Sir Philip Hampton and Dame Helen Alexander were asked by BEIS to continue the drive for more women on FTSE 350 Boards with a new important focus on leadership ranks under their own review at the beginning of 2016.
The Government Equalities Office (GEO)
GEO is responsible for equality strategy and legislation across government. They work to take action on the government’s commitment to remove barriers to equality and help to build a fairer society, leading on issues relating to women, sexual orientation and transgender equality.
The Review is fortunate to benefit from the analyst support of a small dedicated team with GEO.
Financial Reporting Council (FRC)
FRC is the UK’s independent regulator responsible for promoting high quality corporate governance and reporting to foster investment. They promote high standards of corporate governance through the UK Corporate Governance Code. They set standards for corporate reporting, audit and actuarial practice and monitor and enforce accounting and auditing standards.
The FRC amended the UK Corporate Governance Code in 2012 to require listed companies to establish a boardroom diversity policy and disclose gender split in the workplace from board level down. The Narrative Reporting Regulations in 2013 have led to many companies providing information on gender breakdown across the whole workforce.
The Investment Association
The UK investment management industry plays a major role in the economy, helping millions of individuals and families achieve their life goals by helping grow their investments (mainly through workplace pensions).
The Investment Association is the trade body and industry voice for UK investment managers. Members range from small, independent UK investment firms to Europe-wide and global players. Collectively, they manage over £7.7 trillion of assets on behalf of their clients in the UK and around the world. The Investment Association act as their voice and represent their interests to policymakers and regulators, and help explain to the wider world what the industry does.
King’s College London
The Global Institute for Women’s Leadership brings together rigorous research, practice and advocacy to better understand and address the causes of women’s underrepresentation in leadership positions across sectors and countries and the way gender negatively impacts the evaluation of women leaders
The Institute undertakes a range of activities designed to strengthen:
- Research – drawing together existing findings and undertaking new studies.

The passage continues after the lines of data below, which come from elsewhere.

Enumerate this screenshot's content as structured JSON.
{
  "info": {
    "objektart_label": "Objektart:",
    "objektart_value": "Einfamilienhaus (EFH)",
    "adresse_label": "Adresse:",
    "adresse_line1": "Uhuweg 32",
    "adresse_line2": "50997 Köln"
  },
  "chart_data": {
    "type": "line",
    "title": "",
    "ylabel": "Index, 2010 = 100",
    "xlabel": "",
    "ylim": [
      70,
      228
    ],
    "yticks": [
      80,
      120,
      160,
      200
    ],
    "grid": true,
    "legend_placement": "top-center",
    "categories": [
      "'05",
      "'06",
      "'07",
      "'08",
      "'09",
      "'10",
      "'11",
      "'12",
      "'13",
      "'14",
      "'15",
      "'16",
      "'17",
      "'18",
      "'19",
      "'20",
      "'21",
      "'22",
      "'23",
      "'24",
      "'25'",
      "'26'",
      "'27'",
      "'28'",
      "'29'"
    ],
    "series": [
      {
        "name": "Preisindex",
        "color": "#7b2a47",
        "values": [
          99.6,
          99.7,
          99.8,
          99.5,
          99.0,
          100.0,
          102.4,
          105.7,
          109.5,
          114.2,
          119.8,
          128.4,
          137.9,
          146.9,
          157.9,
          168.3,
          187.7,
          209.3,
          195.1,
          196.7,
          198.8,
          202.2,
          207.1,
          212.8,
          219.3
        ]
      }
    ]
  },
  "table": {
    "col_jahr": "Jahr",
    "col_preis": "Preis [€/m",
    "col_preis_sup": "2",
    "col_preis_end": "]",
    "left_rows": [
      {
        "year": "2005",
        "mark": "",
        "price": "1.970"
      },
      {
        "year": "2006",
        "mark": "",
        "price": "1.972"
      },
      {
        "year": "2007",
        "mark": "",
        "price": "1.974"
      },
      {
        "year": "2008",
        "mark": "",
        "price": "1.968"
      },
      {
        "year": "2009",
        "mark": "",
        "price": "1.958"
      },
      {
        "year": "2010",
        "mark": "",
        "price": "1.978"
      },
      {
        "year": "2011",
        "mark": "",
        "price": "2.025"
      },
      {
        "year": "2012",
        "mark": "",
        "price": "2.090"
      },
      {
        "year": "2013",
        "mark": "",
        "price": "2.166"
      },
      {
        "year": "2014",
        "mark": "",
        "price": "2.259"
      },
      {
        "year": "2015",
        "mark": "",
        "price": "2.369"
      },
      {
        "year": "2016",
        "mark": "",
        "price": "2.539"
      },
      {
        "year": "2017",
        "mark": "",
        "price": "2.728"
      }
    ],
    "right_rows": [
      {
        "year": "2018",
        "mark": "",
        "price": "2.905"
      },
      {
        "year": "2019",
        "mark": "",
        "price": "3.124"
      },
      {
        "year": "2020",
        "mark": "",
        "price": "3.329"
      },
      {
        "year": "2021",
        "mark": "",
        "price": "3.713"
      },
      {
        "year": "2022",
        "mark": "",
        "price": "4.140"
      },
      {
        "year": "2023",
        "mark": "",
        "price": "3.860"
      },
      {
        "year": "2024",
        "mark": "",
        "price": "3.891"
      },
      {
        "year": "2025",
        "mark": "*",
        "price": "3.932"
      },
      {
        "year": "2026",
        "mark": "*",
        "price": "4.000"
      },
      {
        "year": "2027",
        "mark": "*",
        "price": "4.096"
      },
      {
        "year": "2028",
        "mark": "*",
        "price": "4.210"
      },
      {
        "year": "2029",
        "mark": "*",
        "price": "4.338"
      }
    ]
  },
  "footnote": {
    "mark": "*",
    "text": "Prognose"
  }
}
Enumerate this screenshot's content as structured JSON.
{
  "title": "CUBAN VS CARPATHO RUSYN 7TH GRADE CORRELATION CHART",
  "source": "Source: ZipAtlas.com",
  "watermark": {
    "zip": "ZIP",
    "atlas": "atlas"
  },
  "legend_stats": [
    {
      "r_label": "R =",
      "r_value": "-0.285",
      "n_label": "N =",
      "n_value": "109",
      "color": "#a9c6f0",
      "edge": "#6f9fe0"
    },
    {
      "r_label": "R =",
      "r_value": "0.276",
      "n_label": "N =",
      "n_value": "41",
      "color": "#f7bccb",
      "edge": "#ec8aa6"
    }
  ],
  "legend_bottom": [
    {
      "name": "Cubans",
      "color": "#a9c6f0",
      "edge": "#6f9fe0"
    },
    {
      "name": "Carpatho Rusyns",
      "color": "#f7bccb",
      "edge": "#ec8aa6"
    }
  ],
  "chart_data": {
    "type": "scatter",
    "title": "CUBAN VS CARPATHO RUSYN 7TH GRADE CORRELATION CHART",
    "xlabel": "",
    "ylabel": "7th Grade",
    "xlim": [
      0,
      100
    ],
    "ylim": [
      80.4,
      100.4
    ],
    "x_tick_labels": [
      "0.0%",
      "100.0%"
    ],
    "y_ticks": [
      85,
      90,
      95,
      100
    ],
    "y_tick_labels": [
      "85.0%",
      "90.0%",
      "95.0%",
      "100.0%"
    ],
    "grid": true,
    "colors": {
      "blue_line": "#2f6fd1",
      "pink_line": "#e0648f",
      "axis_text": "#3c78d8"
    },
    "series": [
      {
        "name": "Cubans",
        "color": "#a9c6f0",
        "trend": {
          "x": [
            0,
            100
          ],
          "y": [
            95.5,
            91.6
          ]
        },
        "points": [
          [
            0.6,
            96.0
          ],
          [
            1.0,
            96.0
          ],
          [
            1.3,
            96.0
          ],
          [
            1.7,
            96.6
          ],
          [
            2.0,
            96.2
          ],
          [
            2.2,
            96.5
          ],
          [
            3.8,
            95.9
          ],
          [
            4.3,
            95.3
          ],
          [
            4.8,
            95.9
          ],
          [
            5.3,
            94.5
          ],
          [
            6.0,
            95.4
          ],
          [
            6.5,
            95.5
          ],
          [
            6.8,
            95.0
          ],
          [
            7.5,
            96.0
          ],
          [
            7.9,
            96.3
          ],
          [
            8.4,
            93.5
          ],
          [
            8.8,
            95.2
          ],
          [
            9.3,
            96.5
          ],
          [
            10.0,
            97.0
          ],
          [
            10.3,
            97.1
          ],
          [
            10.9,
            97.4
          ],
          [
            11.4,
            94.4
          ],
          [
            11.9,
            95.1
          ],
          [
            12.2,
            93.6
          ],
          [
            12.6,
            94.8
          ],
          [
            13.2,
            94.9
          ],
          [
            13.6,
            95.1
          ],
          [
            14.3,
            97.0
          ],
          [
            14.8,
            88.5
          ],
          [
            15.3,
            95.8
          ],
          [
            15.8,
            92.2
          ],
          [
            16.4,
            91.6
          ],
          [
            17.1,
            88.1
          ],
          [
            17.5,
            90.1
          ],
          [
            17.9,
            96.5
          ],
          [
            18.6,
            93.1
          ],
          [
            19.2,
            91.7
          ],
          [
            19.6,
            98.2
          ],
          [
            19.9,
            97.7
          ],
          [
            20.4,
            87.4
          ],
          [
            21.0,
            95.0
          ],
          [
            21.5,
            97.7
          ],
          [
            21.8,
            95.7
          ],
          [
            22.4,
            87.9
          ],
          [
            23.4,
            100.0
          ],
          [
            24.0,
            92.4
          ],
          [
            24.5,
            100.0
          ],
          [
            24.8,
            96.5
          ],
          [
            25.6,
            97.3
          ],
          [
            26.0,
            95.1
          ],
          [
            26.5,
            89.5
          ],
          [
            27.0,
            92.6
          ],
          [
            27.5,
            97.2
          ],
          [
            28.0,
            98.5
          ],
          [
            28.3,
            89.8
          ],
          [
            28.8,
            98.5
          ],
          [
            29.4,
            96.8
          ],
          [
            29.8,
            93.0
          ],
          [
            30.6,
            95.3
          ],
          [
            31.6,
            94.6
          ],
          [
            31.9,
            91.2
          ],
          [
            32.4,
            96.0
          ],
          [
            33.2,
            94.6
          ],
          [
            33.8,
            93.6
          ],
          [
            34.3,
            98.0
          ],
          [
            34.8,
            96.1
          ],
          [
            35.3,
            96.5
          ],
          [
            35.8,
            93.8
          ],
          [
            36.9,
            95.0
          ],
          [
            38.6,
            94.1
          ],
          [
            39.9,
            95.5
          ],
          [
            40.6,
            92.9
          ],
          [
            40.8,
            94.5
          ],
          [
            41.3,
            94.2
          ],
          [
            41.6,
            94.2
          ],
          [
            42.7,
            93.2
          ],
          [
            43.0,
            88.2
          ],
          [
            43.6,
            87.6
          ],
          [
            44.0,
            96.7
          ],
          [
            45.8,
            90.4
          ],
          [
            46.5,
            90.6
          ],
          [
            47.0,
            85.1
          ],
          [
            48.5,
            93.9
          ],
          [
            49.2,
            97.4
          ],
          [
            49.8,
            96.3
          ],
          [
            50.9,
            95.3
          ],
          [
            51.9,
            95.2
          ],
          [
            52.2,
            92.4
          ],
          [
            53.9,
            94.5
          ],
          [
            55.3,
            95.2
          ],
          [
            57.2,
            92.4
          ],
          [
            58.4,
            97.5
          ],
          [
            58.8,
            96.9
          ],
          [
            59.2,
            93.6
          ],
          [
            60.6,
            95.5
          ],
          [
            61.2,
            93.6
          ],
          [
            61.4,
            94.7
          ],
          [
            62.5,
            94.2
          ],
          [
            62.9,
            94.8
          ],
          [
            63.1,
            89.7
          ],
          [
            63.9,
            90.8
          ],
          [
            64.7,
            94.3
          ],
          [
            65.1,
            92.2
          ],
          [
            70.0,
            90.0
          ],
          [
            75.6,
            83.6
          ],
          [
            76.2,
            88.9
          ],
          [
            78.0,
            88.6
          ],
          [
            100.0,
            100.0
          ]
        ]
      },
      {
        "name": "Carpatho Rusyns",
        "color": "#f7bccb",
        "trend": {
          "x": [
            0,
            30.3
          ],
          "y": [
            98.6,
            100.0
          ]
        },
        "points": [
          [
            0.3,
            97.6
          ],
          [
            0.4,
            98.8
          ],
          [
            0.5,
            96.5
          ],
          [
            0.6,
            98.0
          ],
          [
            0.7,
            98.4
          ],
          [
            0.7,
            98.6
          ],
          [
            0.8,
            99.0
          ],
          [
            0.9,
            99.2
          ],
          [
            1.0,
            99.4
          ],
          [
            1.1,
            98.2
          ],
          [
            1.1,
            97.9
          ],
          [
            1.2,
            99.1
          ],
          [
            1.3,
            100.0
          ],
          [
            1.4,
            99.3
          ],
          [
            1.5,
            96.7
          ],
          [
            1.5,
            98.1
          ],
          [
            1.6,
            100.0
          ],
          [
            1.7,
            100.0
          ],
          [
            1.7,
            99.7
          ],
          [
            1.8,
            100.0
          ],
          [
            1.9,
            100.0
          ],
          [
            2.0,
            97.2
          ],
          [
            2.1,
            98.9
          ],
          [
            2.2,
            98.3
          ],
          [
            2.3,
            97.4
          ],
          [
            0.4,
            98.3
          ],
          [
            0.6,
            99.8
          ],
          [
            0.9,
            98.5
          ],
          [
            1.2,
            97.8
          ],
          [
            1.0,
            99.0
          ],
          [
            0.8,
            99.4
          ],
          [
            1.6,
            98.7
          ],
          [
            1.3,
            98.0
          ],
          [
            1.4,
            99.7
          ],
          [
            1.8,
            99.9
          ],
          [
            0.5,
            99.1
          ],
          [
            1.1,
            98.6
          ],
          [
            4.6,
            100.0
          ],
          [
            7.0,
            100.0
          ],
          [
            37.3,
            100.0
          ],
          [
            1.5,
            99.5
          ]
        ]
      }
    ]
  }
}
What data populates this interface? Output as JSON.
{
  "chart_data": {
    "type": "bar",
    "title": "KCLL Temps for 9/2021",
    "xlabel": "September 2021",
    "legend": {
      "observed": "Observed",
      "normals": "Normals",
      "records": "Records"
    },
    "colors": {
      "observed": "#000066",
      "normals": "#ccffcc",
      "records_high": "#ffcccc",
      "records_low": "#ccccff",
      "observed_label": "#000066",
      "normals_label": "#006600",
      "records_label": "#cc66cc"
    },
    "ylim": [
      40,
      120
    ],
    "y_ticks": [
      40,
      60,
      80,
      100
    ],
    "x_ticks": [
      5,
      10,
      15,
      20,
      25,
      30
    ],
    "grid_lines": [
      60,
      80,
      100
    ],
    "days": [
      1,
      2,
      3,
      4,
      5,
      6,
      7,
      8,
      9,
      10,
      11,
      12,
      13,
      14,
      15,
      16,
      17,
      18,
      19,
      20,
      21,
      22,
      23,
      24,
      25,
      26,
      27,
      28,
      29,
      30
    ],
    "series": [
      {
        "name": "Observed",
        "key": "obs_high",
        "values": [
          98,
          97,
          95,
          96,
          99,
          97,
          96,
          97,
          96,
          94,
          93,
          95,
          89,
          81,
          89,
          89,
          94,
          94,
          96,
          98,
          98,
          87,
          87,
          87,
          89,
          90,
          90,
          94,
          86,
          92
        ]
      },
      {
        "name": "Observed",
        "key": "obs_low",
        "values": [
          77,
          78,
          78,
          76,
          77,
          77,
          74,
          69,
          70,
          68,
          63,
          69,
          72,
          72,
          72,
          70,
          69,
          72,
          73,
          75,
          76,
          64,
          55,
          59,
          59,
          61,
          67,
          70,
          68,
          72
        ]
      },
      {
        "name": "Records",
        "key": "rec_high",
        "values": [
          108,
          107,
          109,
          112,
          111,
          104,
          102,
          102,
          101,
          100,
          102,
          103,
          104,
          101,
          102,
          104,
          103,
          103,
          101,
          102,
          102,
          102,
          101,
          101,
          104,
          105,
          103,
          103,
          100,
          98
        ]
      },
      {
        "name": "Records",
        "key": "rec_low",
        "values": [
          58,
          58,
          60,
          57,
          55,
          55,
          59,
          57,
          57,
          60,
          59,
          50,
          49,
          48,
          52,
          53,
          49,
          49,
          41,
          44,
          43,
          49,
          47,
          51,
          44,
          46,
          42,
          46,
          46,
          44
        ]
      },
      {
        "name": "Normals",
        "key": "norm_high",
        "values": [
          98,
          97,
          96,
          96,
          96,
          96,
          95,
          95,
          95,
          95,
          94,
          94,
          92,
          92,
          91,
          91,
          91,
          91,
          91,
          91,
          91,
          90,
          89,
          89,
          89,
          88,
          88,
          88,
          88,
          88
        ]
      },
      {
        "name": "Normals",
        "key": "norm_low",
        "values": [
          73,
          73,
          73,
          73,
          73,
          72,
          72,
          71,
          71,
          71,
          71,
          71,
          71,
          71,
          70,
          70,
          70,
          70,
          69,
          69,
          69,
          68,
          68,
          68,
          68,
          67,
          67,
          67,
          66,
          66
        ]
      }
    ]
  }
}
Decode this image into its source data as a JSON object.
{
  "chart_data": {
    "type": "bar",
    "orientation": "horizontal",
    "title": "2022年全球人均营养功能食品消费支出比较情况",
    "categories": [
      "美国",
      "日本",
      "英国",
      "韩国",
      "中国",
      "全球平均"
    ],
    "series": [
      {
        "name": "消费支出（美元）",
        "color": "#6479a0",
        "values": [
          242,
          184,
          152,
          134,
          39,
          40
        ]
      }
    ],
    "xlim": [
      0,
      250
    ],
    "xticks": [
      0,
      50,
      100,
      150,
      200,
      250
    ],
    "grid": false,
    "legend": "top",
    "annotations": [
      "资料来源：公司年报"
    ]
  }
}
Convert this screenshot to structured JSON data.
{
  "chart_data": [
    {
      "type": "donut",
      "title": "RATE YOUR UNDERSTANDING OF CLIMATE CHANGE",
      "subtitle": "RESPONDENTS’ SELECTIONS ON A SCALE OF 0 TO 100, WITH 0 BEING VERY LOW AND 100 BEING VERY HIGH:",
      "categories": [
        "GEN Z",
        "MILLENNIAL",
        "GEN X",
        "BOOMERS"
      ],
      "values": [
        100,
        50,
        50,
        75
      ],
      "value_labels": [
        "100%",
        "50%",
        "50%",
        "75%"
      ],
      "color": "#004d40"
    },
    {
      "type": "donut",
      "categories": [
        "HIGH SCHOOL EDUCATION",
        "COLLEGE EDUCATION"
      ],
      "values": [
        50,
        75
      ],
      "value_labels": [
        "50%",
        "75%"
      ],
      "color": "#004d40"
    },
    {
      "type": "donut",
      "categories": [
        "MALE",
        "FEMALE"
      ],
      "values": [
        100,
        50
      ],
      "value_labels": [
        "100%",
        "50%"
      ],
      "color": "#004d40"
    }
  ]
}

- Engagement – bringing together experts and stakeholders from across the world.
- Practice – using research to deliver evidence-based training and teaching.
The 30% Club aims to develop a diverse pool of talent for all businesses through the efforts of its Chair and CEO members who are committed to better gender balance at all levels of their organisations. Business leadership is key to their mission, taking the issue beyond a specialist diversity effort and into mainstream talent managementThe 30% Club believes that gender balance on boards not only encourages better leadership and governance, but diversity further contributes to better all-round board performance, and ultimately increased corporate performance for both companies and their shareholders.
Since 1999, Cranfield have been publishing an annual Female FTSE benchmarking report that has provided a regular measure of the number of women executive directors on the corporate boards of the UK’s top 100 companies.They are committed to helping organisations to develop the next generation of leaders from the widest possible pool of talent. They are unique in focusing their research, management development and writing on gender diversity at leadership level.
It is widely recognised that there is a gender imbalance at senior management/leadership level. The Centre aims first to understand the issues facing senior women managers, and second the impact of organisational and personal factors on women’s managerial careers. Cranfield provide much of the research and data analytics that go into the FTSE Women Leaders annual reports.